「新幹線劇場」はどのようにして生まれたのか?
7年前のテッセイは、普通の清掃会社に過ぎなかった。与えられた仕事は真面目にこなすが、それ以上の事はやろうとしない。多くのスタッフは「自分たちは清掃員」という意識に染まり、なるべく目立たないように仕事をしていた。
「新幹線劇場」の仕掛け人である矢部輝夫さん(現専務取締役)がテッセイに着任したのは平成17年7月。当時、JR東日本社内で聞こえてくるテッセイの評判は、芳しいものではなかった。
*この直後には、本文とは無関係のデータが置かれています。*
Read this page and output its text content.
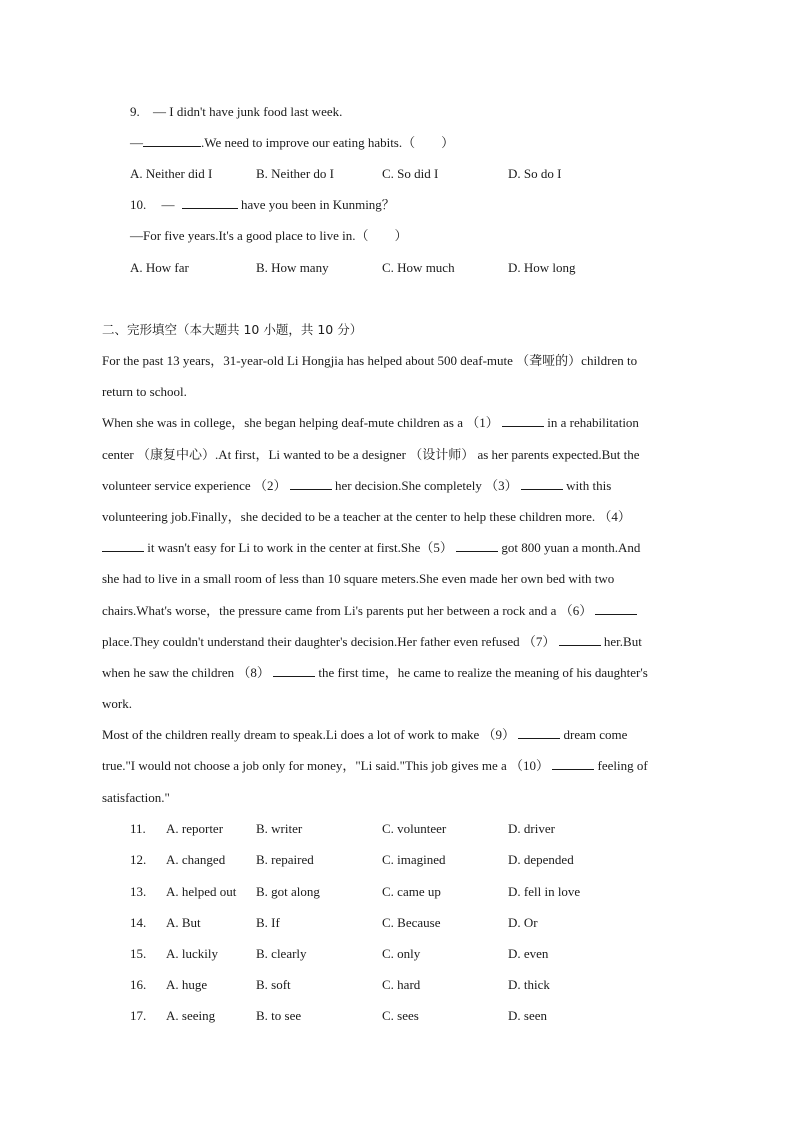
9. — I didn't have junk food last week.
—	.We need to improve our eating habits.（　　）
A. Neither did I	B. Neither do I	C. So did I	D. So do I
10. —	have you been in Kunming？
—For five years.It's a good place to live in.（　　）
A. How far	B. How many	C. How much	D. How long
二、完形填空（本大题共 10 小题，共 10 分）
For the past 13 years，31-year-old Li Hongjia has helped about 500 deaf-mute （聋哑的）children to
return to school.
When she was in college，she began helping deaf-mute children as a （1）	in a rehabilitation
center （康复中心）.At first，Li wanted to be a designer （设计师） as her parents expected.But the
volunteer service experience （2）	her decision.She completely （3）	with this
volunteering job.Finally，she decided to be a teacher at the center to help these children more. （4）
it wasn't easy for Li to work in the center at first.She（5）	got 800 yuan a month.And
she had to live in a small room of less than 10 square meters.She even made her own bed with two
chairs.What's worse，the pressure came from Li's parents put her between a rock and a （6）
place.They couldn't understand their daughter's decision.Her father even refused （7）	her.But
when he saw the children （8）	the first time，he came to realize the meaning of his daughter's
work.
Most of the children really dream to speak.Li does a lot of work to make （9）	dream come
true."I would not choose a job only for money，"Li said."This job gives me a （10）	feeling of
satisfaction."
11. A. reporter	B. writer	C. volunteer	D. driver
12. A. changed B. repaired	C. imagined	D. depended
13. A. helped out B. got along	C. came up	D. fell in love
14. A. But	B. If	C. Because	D. Or
15. A. luckily	B. clearly	C. only	D. even
16. A. huge	B. soft	C. hard	D. thick
17. A. seeing	B. to see	C. sees	D. seen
着任後、矢部さんは「テッセイをトータルサービスの会社にしたい」と思い、以下の施策を実行していった。
①取り組むべきテーマを設定した
会社の主力部隊である車両清掃を担う人たちの意識と行動を変えるために、「トータルサービス」のコンセプトを掲げた。
②目指すべきサービスを実践する「モデル」をつくった
案内業務やコンコースの清掃を担当するチーム「コメットさん」をつくり、制服を新調。自ら教育や訓練にあたり、意識を変えていった。
③現場の環境整備を行い、本気度を示した
多くのスタッフに本気で取り組んでもらうために、働きやすい環境を整備。待機所にエアコンを設置した。
④組織を再編し、縄張り意識を解消した
普通車とグリーン車の清掃を担当する組織に分かれていたのを統合し、会社全体が一つにまとまるそうにした。
⑤社内イベントを実施し、一体感を高めた
立派なホテルで、「トータルサービスとは何か」を考えるパネディスカッションを行った。また、車両清掃の技を競う「車両清掃競技会」をリニューアルし、新幹線の実車を借り切って行うという本格的なものに変えた。
⑥人事制度を変え、やる気のあるパート社員を正社員採用した
正社員採用試験は45〜58歳でなければ受けられないという旧制度を改め、パート歴1年以上で正社員採用試験を受けることができるようにした。
⑦テーマを明確化し、それを具体化するための委員会を設置した
「トータルサービス」という言葉に『みんなで創る「さわやか・あんしん・あったか」』というフレーズを付け加え、分かりやすくした。さらに、経営陣と現場が一緒になって具体的なアクションを議論する「場」を用意した。
⑧小集団活動、提案活動を活発化させた
現場のサークル活動を増やし、気づきに基づく提案を提案箱に入れてもらう仕組みを強化した。
⑨褒める仕組みを導入した
よい取り組みの具体例を示し、それを実践した人を褒める仕組み「エンジェル・リポート」を開始。現場のリーダーに、スタッフの良いところを探し、褒めることを大切な仕事として与えた。
⑩現場への大幅な権限委譲を行った
大規模な予算を伴うものでなければ、それぞれの現場で判断し、実行に移すことができるようにした。